Pa-tay-toe, Pah-tah-toe, Let's Call the Whole Thing Soup

Sure, there's that Italian dish called acquacotta (cooked water soup), but that seems more a misnomer than merely meager. For humble, it's hard to top potato soup, and I'm not talking vichyssoise, which besides being haute coutured into French, gets chilled, and that wait for it implies a certain extravagance of time and denial of immediate hunger. No, nothing gets more humble than hot potato soup, particularly one that won't even allow anything porky to give it crunch, or, well, porky goodness. (Lave me in lardons and I might make a meal of myself.) A few quick snips of chive, that, sure, a bit of simple zip from what looks like a grass. But otherwise, just potato.

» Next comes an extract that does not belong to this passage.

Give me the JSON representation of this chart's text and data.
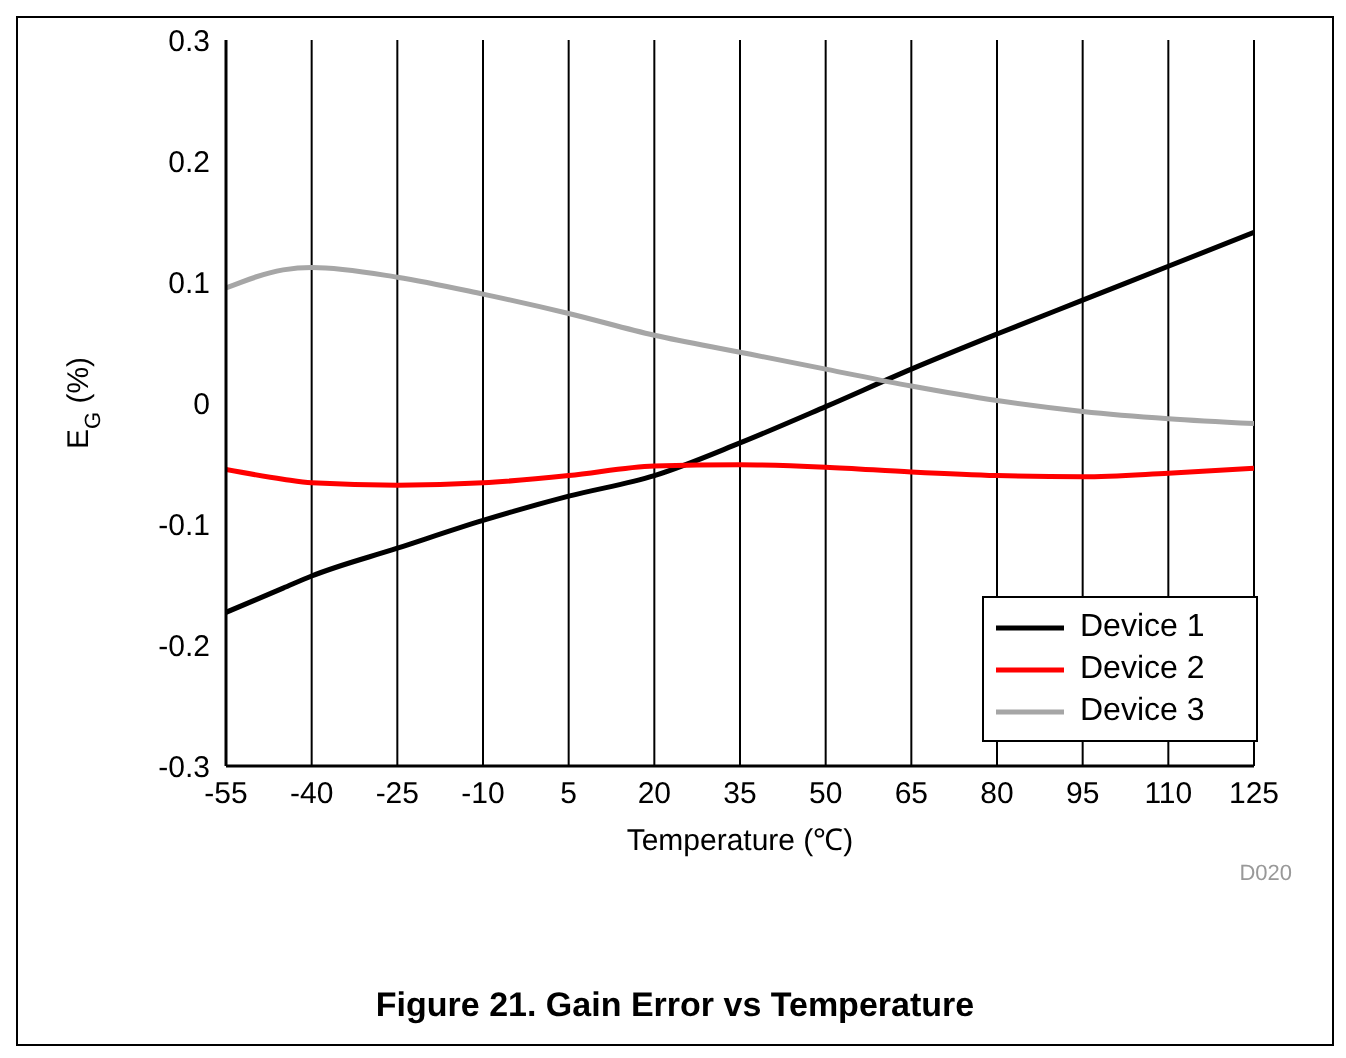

On a recent what passes for a chilly night in Santa Barbara, a perfect potato soup could be had at Petit Valentien. Leave it to the French to make something so simple sing, but it did, of the comfort of the earth and a creaminess my waistline can only hope was mostly just from the potatoes themselves (but it sure tasted rich). They must take great care with their food, as it leaves them no time to put up a website.

You can enjoy that with Bonaccorsi Syrah by the glass, and that will lead you to a delightful plate of duck breast, red-centered and skin well-grilled, in what seems more an essence of orange sauce--nothing sticky, just a light lovely jus, that's jus right. (Sorry, the food's way better, and much more deft, than that lame joke.)